Um dos clichês mais batidos no cinema, principalmente nos velhos filmes de faroeste, mostra uma pequena cidade do interior na santa paz do Senhor, meninos tomando banho numa cachoeira, o sino da igreja tocando alegremente, chamando os fieis para o ofício religioso, o dono do bar servindo um refrigerante inocente para o carteiro da comunidade, numa mesa redonda, quatro cowboys jogando damas, uma velha vitrola fanhosa tocando "Oh, Suzana", um cachorro tomando sol e olhando um passarinho.
De repente, entra em cena o pistoleiro mais famoso das redondezas, cuja cabeça está a prêmio. Pronto. Está aberta uma carnificina. Tiros e socos. Alguém dá uma pedrada no sino da igreja. Não há missa porque o vigário fugiu com a mulher do xerife. Dois homens armados assaltam a agência do banco local.

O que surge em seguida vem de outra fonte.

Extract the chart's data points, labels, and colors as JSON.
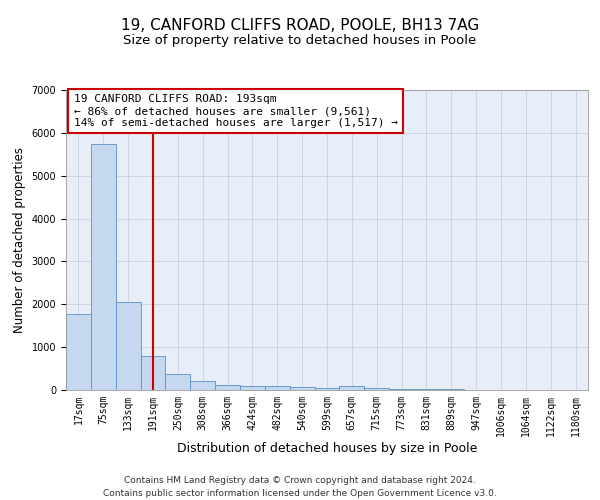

O clichê está se repetindo, não na tela de um cinema, mas na vida real do nosso governo e da nossa sociedade. Oficialmente, tudo está perfeito, os aeroportos são iguais aos do Primeiro Mundo, a inflação está dominada, a corrupção foi punida, não há risco de apagão, a Copa do Mundo está garantida, a violência é coisa do passado.
Nesta semana, a presidente do Brasil contestou publicamente um de seus ministros que considerou uma de suas obras (a maquiagem do aeroporto JK) como digna de um país do primeiríssimo mundo.
Enquanto as duas autoridades não chegam a um acordo, os acessos dos aeroportos, em geral, estão longe de qualquer mundo. O mesmo pode ser dito sobre os estádios, o trânsito nas grandes cidades, a desconfiança do povo na honestidade de seus dirigentes.
Tal como nos clichês cinematográficos, o Brasil está vivendo uma era de ouro em que todos estão satisfeitos, os sinos badalam festivamente e não há cabeças a prêmio.